Carthage will almost certainly not create an empire at the scale of Rome's. Carthage was a maritime empire, not a land empire. The only territory outside Africa it really fought for between 500 and 240 BC was Greek Sicily (and maybe Sardinia, I can't remember when it was colonized by Carthage); it's conquests in Iberia came primarily as compensation for the territory it lost after the First Punic War, and were won by a private army. The Carthaginian state, outside of Greek Sicily, was historically more interested in peace and prosperity than wars of expansion, and Rome being out of the picture means only that there is less incentive for expansion.
Now, that is my opinion on the Carthaginian state's interest in expansion. I suppose it is feasible that an individual like Hannibal Barca could amass enough wealth to employ a private army and form an independent Punic kingdom in Italy or Iberia or something, though it's probably unlikely. It's unlikely that it would be a state-sponsored mission, unless tribes were threatening Punic cities on an annual basis, since there would be little reason for the government to commission it otherwise. Such a kingdom would likely gain its independence from Carthage pretty quickly, considering the large reserves of manpower it would then have, and the lack of will of Carthage itself to sink large resources into subduing and administrating barbarian tribesmen. IMO, it'd be more interesting to think about how those territories might have developed without a power conquering it, whether it be Rome or Carthage or Macedonia.

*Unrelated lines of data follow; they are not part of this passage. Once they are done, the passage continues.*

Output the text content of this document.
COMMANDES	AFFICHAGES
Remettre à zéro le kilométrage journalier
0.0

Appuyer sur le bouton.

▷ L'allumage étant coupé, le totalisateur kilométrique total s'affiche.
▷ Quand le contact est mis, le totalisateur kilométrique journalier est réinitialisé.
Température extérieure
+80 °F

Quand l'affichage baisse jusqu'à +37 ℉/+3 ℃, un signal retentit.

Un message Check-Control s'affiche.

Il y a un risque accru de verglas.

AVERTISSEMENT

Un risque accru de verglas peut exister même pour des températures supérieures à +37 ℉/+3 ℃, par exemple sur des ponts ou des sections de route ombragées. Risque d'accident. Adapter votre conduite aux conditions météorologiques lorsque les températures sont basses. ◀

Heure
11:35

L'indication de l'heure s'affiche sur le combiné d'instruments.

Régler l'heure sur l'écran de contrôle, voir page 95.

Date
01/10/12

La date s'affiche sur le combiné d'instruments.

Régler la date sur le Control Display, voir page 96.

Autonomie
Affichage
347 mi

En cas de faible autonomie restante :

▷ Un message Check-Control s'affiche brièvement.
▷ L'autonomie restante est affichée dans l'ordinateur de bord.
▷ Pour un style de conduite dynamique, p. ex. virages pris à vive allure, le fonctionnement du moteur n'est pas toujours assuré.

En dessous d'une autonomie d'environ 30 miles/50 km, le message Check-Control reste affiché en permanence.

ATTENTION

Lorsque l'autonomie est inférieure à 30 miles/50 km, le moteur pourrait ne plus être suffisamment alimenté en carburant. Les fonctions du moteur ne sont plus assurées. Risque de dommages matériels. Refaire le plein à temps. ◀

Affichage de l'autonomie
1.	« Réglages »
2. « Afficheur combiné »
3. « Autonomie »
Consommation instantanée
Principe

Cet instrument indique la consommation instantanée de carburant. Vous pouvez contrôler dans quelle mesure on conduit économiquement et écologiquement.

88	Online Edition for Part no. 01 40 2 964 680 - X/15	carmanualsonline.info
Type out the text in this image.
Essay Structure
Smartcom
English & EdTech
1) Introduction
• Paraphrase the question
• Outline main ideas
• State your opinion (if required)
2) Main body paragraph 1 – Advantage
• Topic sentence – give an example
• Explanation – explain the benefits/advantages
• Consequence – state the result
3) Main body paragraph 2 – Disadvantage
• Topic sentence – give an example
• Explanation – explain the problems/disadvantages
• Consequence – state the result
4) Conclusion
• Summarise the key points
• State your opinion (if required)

The eastern Mediterranean is probably dominated by Greeks, especially if the PoD is sometime after the Macedonian victory at Chaeronea. If it's before, it's probably more likely that Persia dominates the east, whether the Achaemenid dynasty still rules or not.
One timeline the OP might be interesting in checking out is Errnge's The Weighted Scales, which begins with Rome's destruction in 390 BC at the hands of the Gaulish warlord Brennus.